- Type: NHS Foundation Trust
- Established: 1 February 2017
- Hospitals: Birmingham Children's Hospital; Birmingham Women's Hospital;
- Chair: Professor Sir Bruce Keogh
- Chief executive: Matthew Boazman
- Website: www.bwc.nhs.uk

= Birmingham Women's and Children's NHS Foundation Trust =

The Birmingham Women's and Children's NHS Foundation Trust is responsible for managing Birmingham Women's Hospital and Birmingham Children's Hospital. It was created by a merger of Birmingham Women's NHS Foundation Trust with Birmingham Children's Hospital NHS Foundation Trust in February 2017.

Sarah-Jane Marsh, formerly Chief Executive of Birmingham Children's Hospital NHS Foundation Trust, was appointed Chief Executive. She had been managing both trusts and oversaw the merger.

==Developments==

It implemented an electronic prescribing information and communication system, developed by University Hospitals Birmingham in April 2017.
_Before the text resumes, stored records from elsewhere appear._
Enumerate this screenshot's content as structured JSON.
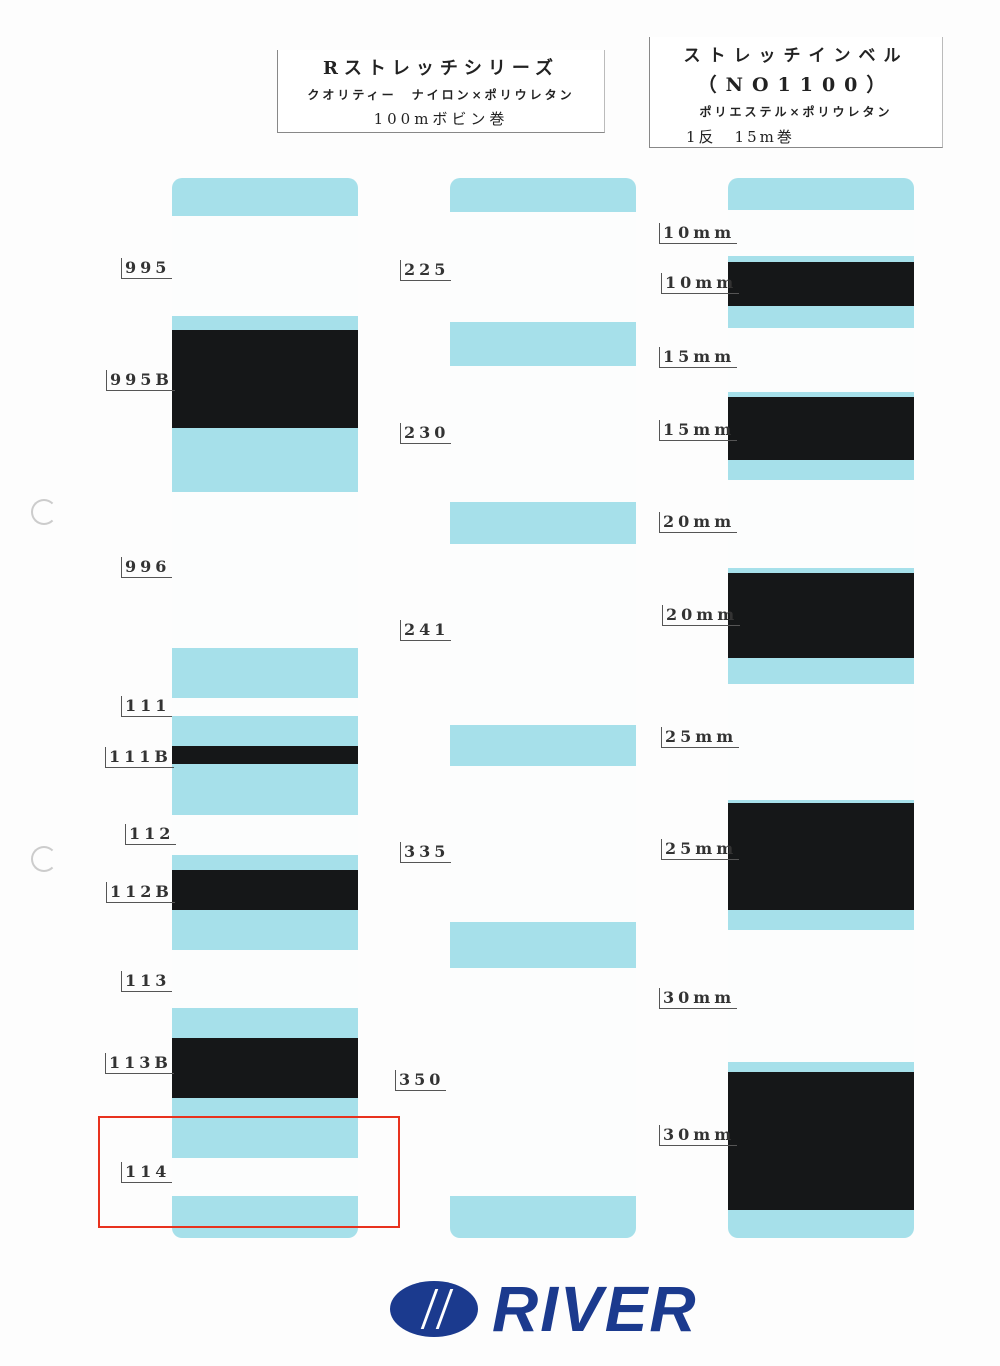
{
  "header_left": {
    "title": "Rストレッチシリーズ",
    "material": "クオリティー　ナイロン×ポリウレタン",
    "packaging": "100mボビン巻"
  },
  "header_right": {
    "title": "ストレッチインベル",
    "code": "（NO1100）",
    "material": "ポリエステル×ポリウレタン",
    "packaging": "1反　15m巻"
  },
  "column1": {
    "labels": [
      "995",
      "995B",
      "996",
      "111",
      "111B",
      "112",
      "112B",
      "113",
      "113B",
      "114"
    ]
  },
  "column2": {
    "labels": [
      "225",
      "230",
      "241",
      "335",
      "350"
    ]
  },
  "column3": {
    "labels": [
      "10mm",
      "10mm",
      "15mm",
      "15mm",
      "20mm",
      "20mm",
      "25mm",
      "25mm",
      "30mm",
      "30mm"
    ]
  },
  "selected": "114",
  "colors": {
    "card_blue": "#a6e0ea",
    "selection": "#e8321e",
    "brand": "#1b3a8e"
  },
  "logo": {
    "text": "RIVER"
  }
}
In 2017 the trust established a subsidiary company, BWC Management Services Limited, to which 300 estates and facilities staff were transferred. The intention was to achieve VAT benefits, as well as pay bill savings, by recruiting new staff on less expensive non-NHS contracts. VAT benefits arise because NHS trusts can only claim VAT back on a small subset of goods and services they buy. The Value Added Tax Act 1994 provides a mechanism through which NHS trusts can qualify for refunds on contracted-out services.

==Performance==

The trust was rated "worse than expected" over care for women giving birth.